The Case for (Mandatory) Regulations
This lack of inclusion into clinical trial regulations creates ambiguity for sponsors and researchers: When are ITIs necessary? What exactly do regulatory authorities want to learn from these interviews? How should they be conducted and analyzed to meet regulatory expectations?
As long as ITIs are not included into clinical trial regulations, the risk is twofold: Valuable qualitative data may be collected but not accepted or utilized effectively in regulatory decision-making. And sponsors may hesitate to invest ITIs due to uncertainty about their impact on approval and reimbursement outcomes. To fully realize the potential of ITIs, we need two things:
1. In-trial interviews should be part of clinical trial regulations
ITIs should not be optional add-ons—they should be embedded as a standard practice in phase II and III trials and therefore part of clinical trial regulations.
This integration would:
- Ensure systematic capture of patient experience data.

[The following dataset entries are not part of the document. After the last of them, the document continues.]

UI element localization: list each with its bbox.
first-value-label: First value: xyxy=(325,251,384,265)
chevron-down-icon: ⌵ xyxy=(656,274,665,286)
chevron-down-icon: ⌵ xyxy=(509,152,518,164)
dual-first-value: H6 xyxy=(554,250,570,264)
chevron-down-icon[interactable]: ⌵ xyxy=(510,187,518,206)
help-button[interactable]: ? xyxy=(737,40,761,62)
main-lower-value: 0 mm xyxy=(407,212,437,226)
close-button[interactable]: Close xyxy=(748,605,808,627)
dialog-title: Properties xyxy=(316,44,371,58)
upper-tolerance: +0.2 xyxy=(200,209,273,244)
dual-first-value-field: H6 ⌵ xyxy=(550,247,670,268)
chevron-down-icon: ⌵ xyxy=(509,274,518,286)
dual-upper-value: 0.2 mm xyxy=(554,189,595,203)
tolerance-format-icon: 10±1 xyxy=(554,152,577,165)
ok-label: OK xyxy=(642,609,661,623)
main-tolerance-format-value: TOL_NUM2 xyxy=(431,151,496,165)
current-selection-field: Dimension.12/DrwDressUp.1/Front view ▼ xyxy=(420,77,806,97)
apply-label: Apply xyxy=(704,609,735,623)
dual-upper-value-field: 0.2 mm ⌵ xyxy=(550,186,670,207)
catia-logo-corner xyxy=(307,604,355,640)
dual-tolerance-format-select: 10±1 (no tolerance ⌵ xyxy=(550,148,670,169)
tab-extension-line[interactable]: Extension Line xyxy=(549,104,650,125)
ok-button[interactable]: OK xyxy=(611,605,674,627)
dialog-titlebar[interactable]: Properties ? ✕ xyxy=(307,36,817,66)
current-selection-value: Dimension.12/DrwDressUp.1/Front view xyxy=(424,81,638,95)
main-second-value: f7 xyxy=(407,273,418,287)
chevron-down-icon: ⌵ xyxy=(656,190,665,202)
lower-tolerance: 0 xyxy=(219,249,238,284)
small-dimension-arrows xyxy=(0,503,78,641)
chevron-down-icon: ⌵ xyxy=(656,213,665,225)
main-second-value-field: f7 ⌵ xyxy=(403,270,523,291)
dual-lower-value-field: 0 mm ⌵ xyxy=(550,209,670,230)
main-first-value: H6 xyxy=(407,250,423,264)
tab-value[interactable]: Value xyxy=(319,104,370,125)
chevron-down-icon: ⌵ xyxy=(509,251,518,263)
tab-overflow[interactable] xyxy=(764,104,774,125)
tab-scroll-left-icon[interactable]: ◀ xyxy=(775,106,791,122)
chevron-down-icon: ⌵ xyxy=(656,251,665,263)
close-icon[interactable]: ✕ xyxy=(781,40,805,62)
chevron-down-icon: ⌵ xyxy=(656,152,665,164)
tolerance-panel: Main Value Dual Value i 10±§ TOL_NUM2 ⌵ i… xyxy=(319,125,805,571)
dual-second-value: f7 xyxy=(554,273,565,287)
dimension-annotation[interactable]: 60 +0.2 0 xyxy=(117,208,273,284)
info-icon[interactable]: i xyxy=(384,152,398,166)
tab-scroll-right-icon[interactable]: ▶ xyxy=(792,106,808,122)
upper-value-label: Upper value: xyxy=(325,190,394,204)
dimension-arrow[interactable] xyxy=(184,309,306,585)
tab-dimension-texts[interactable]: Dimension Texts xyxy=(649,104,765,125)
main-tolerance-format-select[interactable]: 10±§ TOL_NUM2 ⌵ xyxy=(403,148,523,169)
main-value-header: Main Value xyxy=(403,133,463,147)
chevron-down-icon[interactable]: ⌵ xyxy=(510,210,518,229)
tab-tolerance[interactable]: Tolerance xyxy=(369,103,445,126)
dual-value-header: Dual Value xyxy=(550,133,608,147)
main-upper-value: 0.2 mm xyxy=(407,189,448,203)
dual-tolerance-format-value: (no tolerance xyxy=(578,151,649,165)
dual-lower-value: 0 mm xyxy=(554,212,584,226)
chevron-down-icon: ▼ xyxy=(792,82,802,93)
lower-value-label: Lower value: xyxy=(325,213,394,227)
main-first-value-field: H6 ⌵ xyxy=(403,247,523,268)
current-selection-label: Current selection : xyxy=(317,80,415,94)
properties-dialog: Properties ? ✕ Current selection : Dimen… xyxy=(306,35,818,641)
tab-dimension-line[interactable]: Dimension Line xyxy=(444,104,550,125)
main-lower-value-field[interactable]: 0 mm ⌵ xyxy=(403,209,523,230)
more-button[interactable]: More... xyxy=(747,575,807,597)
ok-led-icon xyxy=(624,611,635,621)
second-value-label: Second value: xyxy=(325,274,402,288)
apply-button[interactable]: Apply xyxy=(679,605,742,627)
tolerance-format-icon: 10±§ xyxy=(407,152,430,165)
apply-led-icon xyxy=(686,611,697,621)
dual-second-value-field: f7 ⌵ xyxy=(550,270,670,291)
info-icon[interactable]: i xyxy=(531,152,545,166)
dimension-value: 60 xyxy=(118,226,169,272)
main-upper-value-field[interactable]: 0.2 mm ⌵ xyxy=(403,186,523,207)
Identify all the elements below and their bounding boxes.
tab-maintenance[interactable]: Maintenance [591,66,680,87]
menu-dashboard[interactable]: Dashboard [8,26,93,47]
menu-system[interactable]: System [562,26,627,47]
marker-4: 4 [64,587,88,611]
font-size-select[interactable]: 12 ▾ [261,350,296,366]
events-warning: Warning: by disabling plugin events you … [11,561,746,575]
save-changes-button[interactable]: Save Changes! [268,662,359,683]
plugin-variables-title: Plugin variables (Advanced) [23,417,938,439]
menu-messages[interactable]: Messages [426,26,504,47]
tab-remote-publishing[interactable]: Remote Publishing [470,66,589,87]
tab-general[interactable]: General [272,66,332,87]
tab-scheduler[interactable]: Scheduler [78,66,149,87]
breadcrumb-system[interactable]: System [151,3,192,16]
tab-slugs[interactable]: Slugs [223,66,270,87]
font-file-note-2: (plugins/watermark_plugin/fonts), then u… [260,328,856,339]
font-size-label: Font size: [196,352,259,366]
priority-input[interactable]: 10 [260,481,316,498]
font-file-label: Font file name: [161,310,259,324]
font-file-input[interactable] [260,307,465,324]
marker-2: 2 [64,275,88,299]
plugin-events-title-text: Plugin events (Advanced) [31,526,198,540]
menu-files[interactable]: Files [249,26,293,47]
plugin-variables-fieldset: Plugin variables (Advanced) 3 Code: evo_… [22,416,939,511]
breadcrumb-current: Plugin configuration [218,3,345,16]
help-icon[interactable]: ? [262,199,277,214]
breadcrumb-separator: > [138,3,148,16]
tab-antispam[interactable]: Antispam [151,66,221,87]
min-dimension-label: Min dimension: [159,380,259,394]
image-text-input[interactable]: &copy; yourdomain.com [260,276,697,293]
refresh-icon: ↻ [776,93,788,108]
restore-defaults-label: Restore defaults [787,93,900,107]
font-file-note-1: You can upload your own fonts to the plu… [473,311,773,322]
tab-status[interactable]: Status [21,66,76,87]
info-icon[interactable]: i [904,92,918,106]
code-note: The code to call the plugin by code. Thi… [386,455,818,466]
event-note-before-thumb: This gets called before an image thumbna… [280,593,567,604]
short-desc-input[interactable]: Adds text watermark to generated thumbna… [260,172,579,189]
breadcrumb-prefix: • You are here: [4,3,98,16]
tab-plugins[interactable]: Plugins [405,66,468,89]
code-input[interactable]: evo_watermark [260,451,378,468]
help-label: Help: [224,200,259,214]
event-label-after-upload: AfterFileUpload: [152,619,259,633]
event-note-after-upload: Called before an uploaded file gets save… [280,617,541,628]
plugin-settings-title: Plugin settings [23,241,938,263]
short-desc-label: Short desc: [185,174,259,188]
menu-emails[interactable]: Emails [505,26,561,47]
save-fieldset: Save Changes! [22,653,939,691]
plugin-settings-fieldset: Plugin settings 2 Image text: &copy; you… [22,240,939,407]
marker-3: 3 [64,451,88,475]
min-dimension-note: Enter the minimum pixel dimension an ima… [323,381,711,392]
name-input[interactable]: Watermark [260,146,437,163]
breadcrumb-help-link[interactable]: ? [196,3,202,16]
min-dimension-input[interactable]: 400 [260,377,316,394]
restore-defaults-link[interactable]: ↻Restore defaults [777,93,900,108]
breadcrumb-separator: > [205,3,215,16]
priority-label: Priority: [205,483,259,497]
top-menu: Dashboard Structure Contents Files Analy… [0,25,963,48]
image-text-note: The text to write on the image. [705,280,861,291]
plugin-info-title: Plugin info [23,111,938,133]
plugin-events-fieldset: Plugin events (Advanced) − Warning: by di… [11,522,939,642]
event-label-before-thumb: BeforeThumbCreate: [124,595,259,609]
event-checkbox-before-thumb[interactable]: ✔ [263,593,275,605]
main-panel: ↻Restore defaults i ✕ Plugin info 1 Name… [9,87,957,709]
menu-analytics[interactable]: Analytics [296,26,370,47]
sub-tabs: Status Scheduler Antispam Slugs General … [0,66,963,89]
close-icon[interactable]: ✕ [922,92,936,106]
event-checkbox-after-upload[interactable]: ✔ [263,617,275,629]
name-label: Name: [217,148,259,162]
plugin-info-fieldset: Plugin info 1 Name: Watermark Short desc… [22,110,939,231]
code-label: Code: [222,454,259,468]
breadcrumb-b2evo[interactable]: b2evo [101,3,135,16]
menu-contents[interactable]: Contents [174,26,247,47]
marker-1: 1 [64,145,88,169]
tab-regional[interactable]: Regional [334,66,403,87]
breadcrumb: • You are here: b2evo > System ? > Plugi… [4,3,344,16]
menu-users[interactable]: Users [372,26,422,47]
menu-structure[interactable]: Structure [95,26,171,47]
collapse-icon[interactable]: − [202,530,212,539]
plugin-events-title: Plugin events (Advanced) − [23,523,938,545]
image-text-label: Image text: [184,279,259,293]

- Improve the relevance and interpretability of trial outcomes.
- Enhance patient-centricity in drug development.
- Provide regulators and HTAs with richer, more contextualized evidence.
As Michel et al. (2023) argue, embedding ITIs into trial protocols from the outset avoids costly amendments and ensures alignment with trial objectives. Williamson et al. (2025) further emphasize that ITIs can be conducted efficiently and remotely, minimizing burden while maximizing data quality.
2. Clear guidelines on how to conduct in-trial interviews
Regulators and HTA bodies must provide detailed, harmonized guidance on:
- Methodological standards
- Timing and frequency of interviews.
- Sample size and saturation principles.
- Data analysis and reporting formats.
- Integration with COAs and trial endpoints.
Such guidelines would empower sponsors to design ITIs that meet regulatory expectations and generate data that can meaningfully inform benefit-risk assessments and reimbursement decisions.
Conclusion
ITIs offer a unique window into the patient experience—one that quantitative measures alone cannot fully capture. As their use expands, the absence of clear regulations becomes increasingly problematic.
Sponsors need clarity on how to design and conduct ITIs, what data to collect, and how to present findings in submissions. Only then can we truly capture the patient voice, understand the real-world impact of treatments, and make informed decisions that reflect what matters most: the lived experiences of those we aim to help.